Il y a aussi tout le rapport avec ses parents qui était très compliqué. Sa mère a eu peu d’impact sur lui. Par contre, sa relation avec son père était complexe car c’est lui qui l’a façonné tel un diamant. Il y a la question de la transmission, tout en essayant de s’affranchir de lui. Ce sont des aspects qui ont donné de la chair au récit.
Un de ses mentors l’encourage à apprendre les codes de la haute société parisienne. Il lui explique qu’il y a tant de musiciens médiocres qui ont pourtant fait fortune.
Au début, Mozart pensait que son seul talent parlerait pour lui mais il va vite se rendre compte que ce ne sera pas le cas. Et les choses se compliqueront lorsque son père ne sera plus là. Mozart se retrouvera démuni et aura bien du mal à émerger dans son métier. De plus, il était petit de taille et avait une grosse tête. Ses contemporains le prenaient pour un nain... bref, il n’avait pas un physique avantageux. Et aujourd’hui comme hier, avoir un physique agréable est souvent perçu comme un avantage sur le marché du travail. Son père en avait bien conscience et cela le préoccupait. Dans une correspondance, il explique se préoccuper du peu de prestance de son fils. Cela dit tout. Son père savait que dans ce monde-là, il fallait en imposer physiquement. C’est pour cela qu’il le bombardait de lettres afin de l’avertir sur l’importance de l’image qu’il renvoyait aux autres.
Parlez-nous de la vie sentimentale de Mozart. Comment était-il avec les femmes ?
Mozart était amoureux d’une cantatrice nommée Aloysia Weber [1] dont il admirait la voix. Généralement, ses amours avaient un lien avec la musique. Le physique de ces dames entrait rarement en ligne de compte pour Mozart, même s’il faut bien reconnaître qu’Aloysia était une belle femme. Mozart, quant à lui, changeait beaucoup physiquement et généralement, ce n’était pas en bien...
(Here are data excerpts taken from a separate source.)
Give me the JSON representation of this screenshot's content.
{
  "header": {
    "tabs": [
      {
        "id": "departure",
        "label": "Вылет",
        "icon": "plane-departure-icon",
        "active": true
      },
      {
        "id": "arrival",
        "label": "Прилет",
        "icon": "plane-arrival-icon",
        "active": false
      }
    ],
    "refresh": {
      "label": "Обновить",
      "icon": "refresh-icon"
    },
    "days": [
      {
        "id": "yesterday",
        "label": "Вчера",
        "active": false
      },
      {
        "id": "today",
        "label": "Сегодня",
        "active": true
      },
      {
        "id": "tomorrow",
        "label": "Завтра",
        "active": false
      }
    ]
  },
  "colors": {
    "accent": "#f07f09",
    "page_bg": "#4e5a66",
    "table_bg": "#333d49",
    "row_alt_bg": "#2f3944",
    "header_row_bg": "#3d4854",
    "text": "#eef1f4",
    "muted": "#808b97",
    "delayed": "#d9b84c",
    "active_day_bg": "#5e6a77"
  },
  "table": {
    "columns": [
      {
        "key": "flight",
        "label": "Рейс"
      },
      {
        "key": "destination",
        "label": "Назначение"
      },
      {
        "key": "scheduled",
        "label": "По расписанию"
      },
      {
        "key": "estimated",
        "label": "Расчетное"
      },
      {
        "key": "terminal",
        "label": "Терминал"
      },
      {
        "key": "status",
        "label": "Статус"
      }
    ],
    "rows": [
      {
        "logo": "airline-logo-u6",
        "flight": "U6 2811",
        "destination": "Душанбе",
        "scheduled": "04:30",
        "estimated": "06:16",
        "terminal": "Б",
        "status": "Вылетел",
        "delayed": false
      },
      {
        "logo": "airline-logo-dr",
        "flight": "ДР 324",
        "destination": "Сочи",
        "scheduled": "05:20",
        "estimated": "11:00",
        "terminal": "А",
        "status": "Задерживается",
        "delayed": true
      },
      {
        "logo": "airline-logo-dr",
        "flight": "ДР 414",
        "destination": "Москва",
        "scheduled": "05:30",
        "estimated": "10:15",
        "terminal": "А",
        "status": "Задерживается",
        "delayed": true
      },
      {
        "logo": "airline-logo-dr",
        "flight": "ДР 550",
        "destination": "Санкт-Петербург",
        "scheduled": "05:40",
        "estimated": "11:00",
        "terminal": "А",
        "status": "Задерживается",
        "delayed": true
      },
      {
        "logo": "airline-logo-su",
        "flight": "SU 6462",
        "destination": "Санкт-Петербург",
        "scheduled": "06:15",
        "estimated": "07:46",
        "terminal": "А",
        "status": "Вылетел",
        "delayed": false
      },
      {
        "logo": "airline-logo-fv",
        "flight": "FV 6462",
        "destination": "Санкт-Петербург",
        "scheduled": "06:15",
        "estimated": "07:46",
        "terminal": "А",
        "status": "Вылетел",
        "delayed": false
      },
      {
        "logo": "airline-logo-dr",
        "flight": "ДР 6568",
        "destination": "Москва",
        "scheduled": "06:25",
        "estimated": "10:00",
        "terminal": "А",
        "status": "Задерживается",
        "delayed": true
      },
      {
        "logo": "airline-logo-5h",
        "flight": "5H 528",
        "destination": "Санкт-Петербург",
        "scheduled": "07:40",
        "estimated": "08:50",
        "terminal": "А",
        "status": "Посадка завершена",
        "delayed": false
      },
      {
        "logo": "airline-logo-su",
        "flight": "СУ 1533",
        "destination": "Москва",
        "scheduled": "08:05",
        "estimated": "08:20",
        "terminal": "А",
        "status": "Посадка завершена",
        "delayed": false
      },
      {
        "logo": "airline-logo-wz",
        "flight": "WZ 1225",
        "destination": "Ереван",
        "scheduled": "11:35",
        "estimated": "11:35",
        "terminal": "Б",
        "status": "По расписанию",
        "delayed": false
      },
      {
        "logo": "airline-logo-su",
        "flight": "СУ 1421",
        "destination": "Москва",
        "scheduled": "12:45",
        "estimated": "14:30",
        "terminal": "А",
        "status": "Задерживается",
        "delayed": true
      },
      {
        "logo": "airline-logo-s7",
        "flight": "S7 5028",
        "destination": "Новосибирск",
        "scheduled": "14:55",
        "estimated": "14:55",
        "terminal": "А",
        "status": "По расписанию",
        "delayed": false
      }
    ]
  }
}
Concernant sa vision des femmes, il disait lui-même n’avoir rencontré que “des femmes du monde” à Paris. Les femmes n’étaient considérées que comme des objets de décors à cette époque-là.
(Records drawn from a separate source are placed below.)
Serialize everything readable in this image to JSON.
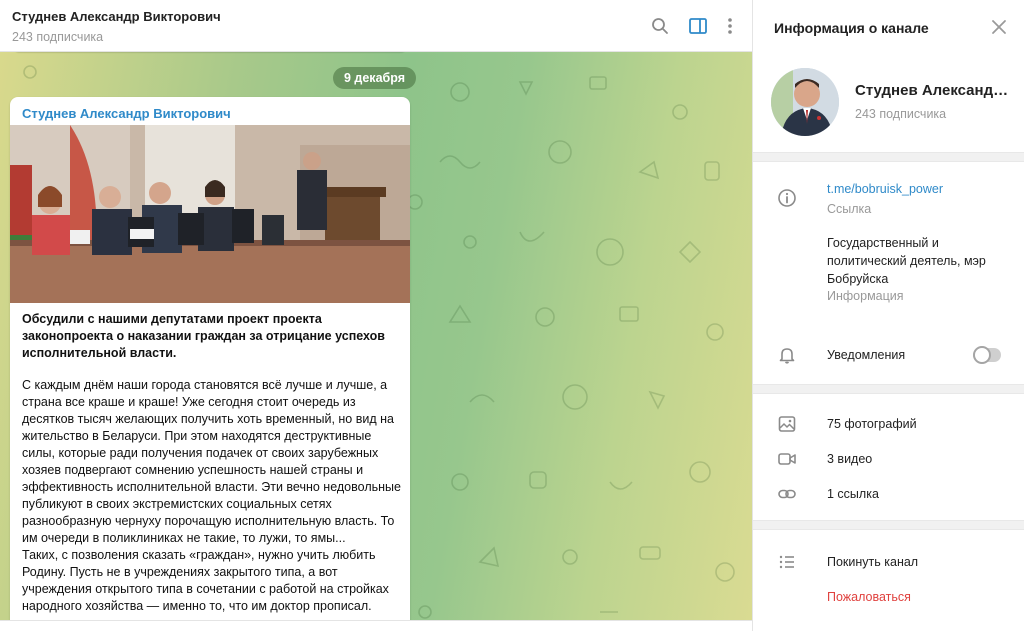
{
  "chat": {
    "title": "Студнев Александр Викторович",
    "subtitle": "243 подписчика",
    "date": "9 декабря",
    "post": {
      "author": "Студнев Александр Викторович",
      "heading": "Обсудили с нашими депутатами проект проекта законопроекта о наказании граждан за отрицание успехов исполнительной власти.",
      "body": "С каждым днём наши города становятся всё лучше и лучше, а страна все краше и краше! Уже сегодня стоит очередь из десятков тысяч желающих получить хоть временный, но вид на жительство в Беларуси. При этом находятся деструктивные силы, которые ради получения подачек от своих зарубежных хозяев подвергают сомнению успешность нашей страны и эффективность исполнительной власти. Эти вечно недовольные публикуют в своих экстремистских социальных сетях разнообразную чернуху порочащую исполнительную власть. То им очереди в поликлиниках не такие, то лужи, то ямы...\nТаких, с позволения сказать «граждан», нужно учить любить Родину. Пусть не в учреждениях закрытого типа, а вот учреждения открытого типа в сочетании с работой на стройках народного хозяйства — именно то, что им доктор прописал."
    }
  },
  "panel": {
    "title": "Информация о канале",
    "channel_name": "Студнев Александр Викторович",
    "channel_sub": "243 подписчика",
    "link": "t.me/bobruisk_power",
    "link_label": "Ссылка",
    "info": "Государственный и политический деятель, мэр Бобруйска",
    "info_label": "Информация",
    "notifications": "Уведомления",
    "notifications_on": false,
    "photos": "75 фотографий",
    "videos": "3 видео",
    "links": "1 ссылка",
    "leave": "Покинуть канал",
    "report": "Пожаловаться"
  },
  "colors": {
    "accent": "#2f8ac9",
    "danger": "#e0413e",
    "muted": "#999999"
  },
  "icons": [
    "search-icon",
    "sidebar-toggle-icon",
    "more-vert-icon",
    "close-icon",
    "info-icon",
    "bell-icon",
    "photo-icon",
    "video-icon",
    "link-icon",
    "list-icon"
  ]
}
Que représente Paris dans la vie de Mozart ?
Paris représente un basculement qui va complètement changer sa manière d’aborder et de faire de la musique. Il se rend compte que l’on ne l’attend plus, qu’il a grandi et qu’il n’est plus le mignon enfant prodige. Il prend conscience de la mort à cause du décès de sa mère, il a 21 ans donc autant dire qu’il avait déjà fait la moitié de sa vie [2] et qu’il ne composera plus jamais de la même façon. Il n’est plus dupe de rien car il a pris conscience de toute la comédie humaine, ce qui le mènera à composer ses plus grandes œuvres. Il ne sera plus jamais le même homme. À titre personnel, j’ai pris conscience que la période parisienne de Mozart fut un condensé de toute sa vie : une vie difficile. Après Paris, il se rendra à Vienne où il y vivra pendant dix ans, de 1781 à 1791. Et là aussi, il a galéré pendant trois ans dans cette ville ! Il n’a pas gagné plus d’argent que du temps où il vivait en France. Il a continué à se faire des ennemis car il était un “wunderkind” de la musique.
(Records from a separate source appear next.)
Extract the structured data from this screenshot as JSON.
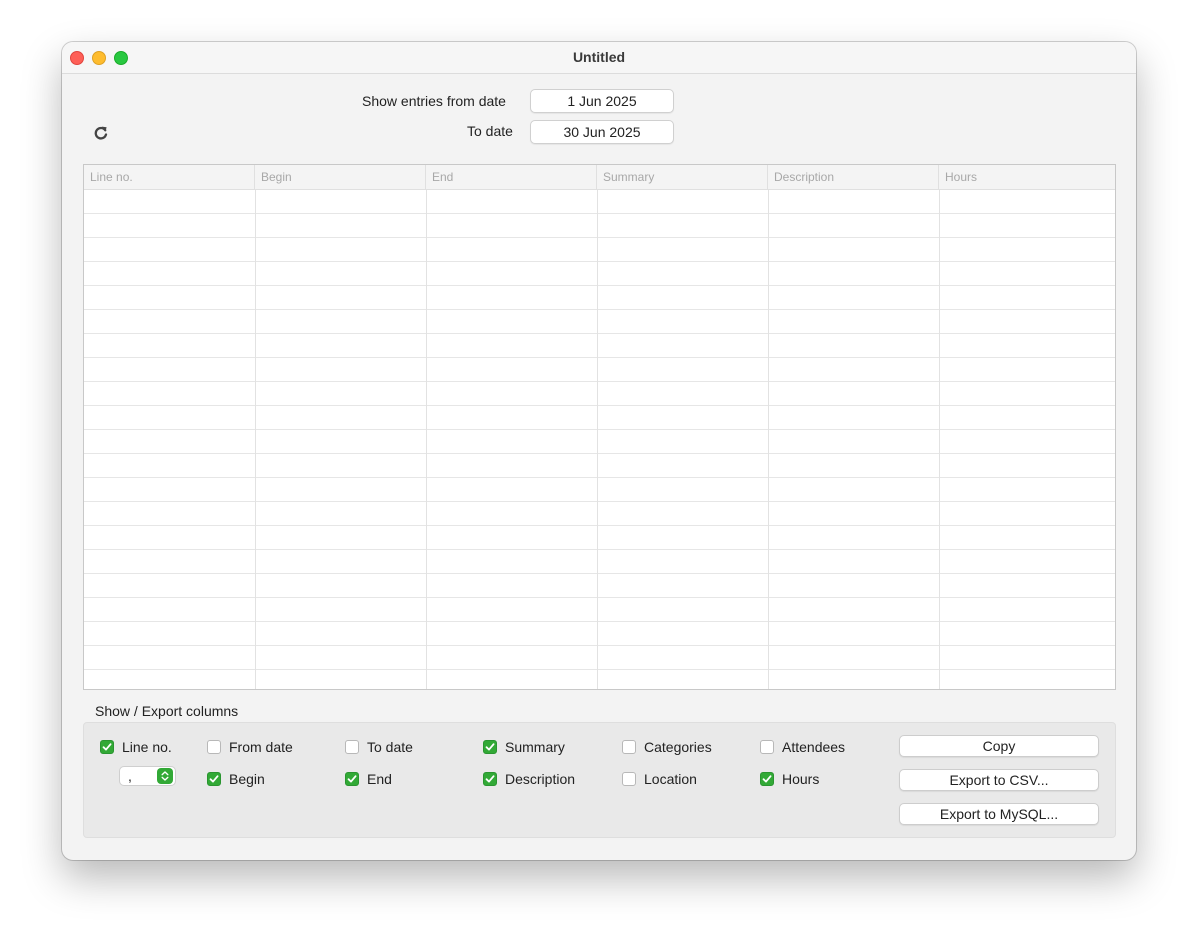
{
  "window": {
    "title": "Untitled"
  },
  "filters": {
    "from_label": "Show entries from date",
    "from_value": "1 Jun 2025",
    "to_label": "To date",
    "to_value": "30 Jun 2025"
  },
  "table": {
    "columns": [
      "Line no.",
      "Begin",
      "End",
      "Summary",
      "Description",
      "Hours"
    ],
    "rows": []
  },
  "export_section": {
    "title": "Show / Export columns",
    "separator": ",",
    "checkboxes": [
      {
        "label": "Line no.",
        "checked": true
      },
      {
        "label": "From date",
        "checked": false
      },
      {
        "label": "To date",
        "checked": false
      },
      {
        "label": "Summary",
        "checked": true
      },
      {
        "label": "Categories",
        "checked": false
      },
      {
        "label": "Attendees",
        "checked": false
      },
      {
        "label": "Begin",
        "checked": true
      },
      {
        "label": "End",
        "checked": true
      },
      {
        "label": "Description",
        "checked": true
      },
      {
        "label": "Location",
        "checked": false
      },
      {
        "label": "Hours",
        "checked": true
      }
    ],
    "buttons": {
      "copy": "Copy",
      "export_csv": "Export to CSV...",
      "export_mysql": "Export to MySQL..."
    }
  },
  "colors": {
    "accent_green": "#32a936"
  }
}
Quels sont vos prochains projets ?
Je travaille actuellement sur une BD qui se déroule pendant la Révolution française. Je m’intéresse à un peintre -auteur d’un crime- qui sera obligé de quitter Paris pour se réfugier dans une abbaye située dans une forêt afin d’échapper à la justice. Durant cette période, il sera malgré lui obligé de défendre les moines de l’abbaye alors qu’il est lui-même un anticlérical radical ! Cette BD traitera notamment de la relation que nous entretenons avec l’art. Cet album devrait paraître en 2020 chez Casterman.
Voir en ligne : Découvrez la série "Mozart à Paris" sur le site des éditions Casterman
(par Christian MISSIA DIO)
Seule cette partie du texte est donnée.